Controller interfaces are located in the @telgea/api library. Interface Definition Controller interfaces are declared using Deepkit’s ControllerSymbol and TypeScript interfaces. Below is an example of a controller interface for managing phone numbers:
libs/api/src/controllers/number.ts
import { ControllerSymbol } from '@deepkit/rpc';

// Declare the controller symbol
export const NumberControllerInterface = ControllerSymbol('Number');

// Define request and response DTOs
export interface CreateNumberRequest {}

export interface CreateNumberResponse {}

// Define the controller interface
export interface NumberControllerInterface {
  create(request: CreateNumberRequest): Promise<CreateNumberResponse>;
}
Actions can accept any number of parameters; they are not restricted to a single object parameter.
Implementation Example The controller implementation resides in the backend service and adheres to the shared interface.
apps/backend/src/number/number-rpc.controller.ts
import { rpc } from '@deepkit/rpc';
import {
  CreateNumberRequest,
  CreateNumberResponse,
  NumberControllerInterface,
} from '@telgea/api';

// Bind the implementation to the controller symbol
@rpc.controller(NumberControllerInterface)
export class NumberRpcController implements NumberControllerInterface {
  // Define the RPC action
  @rpc.action()
  async create(request: CreateNumberRequest): Promise<CreateNumberResponse> {
    // Implementation goes here
  }
}

🌐 HTTP

Exposes endpoints for customer integrations via OpenAPI.

🔐 Authentication

Uses a per-customer API key (UUID).
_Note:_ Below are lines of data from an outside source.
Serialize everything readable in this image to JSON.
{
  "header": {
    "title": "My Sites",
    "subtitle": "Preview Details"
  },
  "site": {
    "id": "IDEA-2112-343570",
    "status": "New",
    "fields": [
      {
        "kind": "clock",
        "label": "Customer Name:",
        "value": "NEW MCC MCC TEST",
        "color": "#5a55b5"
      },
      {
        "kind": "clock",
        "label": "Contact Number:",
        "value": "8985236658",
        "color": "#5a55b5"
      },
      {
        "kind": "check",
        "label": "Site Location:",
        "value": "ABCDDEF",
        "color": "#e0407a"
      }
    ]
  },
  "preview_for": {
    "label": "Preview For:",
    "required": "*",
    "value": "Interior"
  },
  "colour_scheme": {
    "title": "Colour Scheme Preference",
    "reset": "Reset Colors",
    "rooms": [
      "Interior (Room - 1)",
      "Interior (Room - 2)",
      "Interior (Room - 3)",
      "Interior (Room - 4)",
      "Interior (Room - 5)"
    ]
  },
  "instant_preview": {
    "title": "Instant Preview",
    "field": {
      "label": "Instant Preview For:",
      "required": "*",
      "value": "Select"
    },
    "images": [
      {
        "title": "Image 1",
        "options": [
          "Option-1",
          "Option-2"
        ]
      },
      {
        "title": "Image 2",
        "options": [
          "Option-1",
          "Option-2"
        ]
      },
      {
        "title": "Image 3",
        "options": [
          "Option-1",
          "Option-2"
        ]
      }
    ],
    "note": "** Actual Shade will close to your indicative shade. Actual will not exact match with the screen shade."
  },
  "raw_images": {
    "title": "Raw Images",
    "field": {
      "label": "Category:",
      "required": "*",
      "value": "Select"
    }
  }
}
Currently, each company is issued a single API key at creation. Future Improvements:
  • Enhance API key management with issuance, revocation, refresh, rate limiting, and fine-grained permissions.

⚙️ Environment Variables

Configuration is loaded and validated using Deepkit. The following environment variables are expected:
VariableDescriptionRequired
PORTPort the application listens on.❌ (default: 3001)
JWT_AUDIENCEExpected audience claim (aud) in incoming JWTs. Used to validate token authenticity.
JWT_ISSUERExpected issuer claim (iss) in incoming JWTs. Must match the identity provider.
JWT_JWKS_URIURI to fetch JSON Web Key Set (JWKS) for verifying JWT signatures.
DATAASE_URL Connection string to the target database.
Environment variables for local development can be found in 1Password.
These should be defined in the project’s .env file.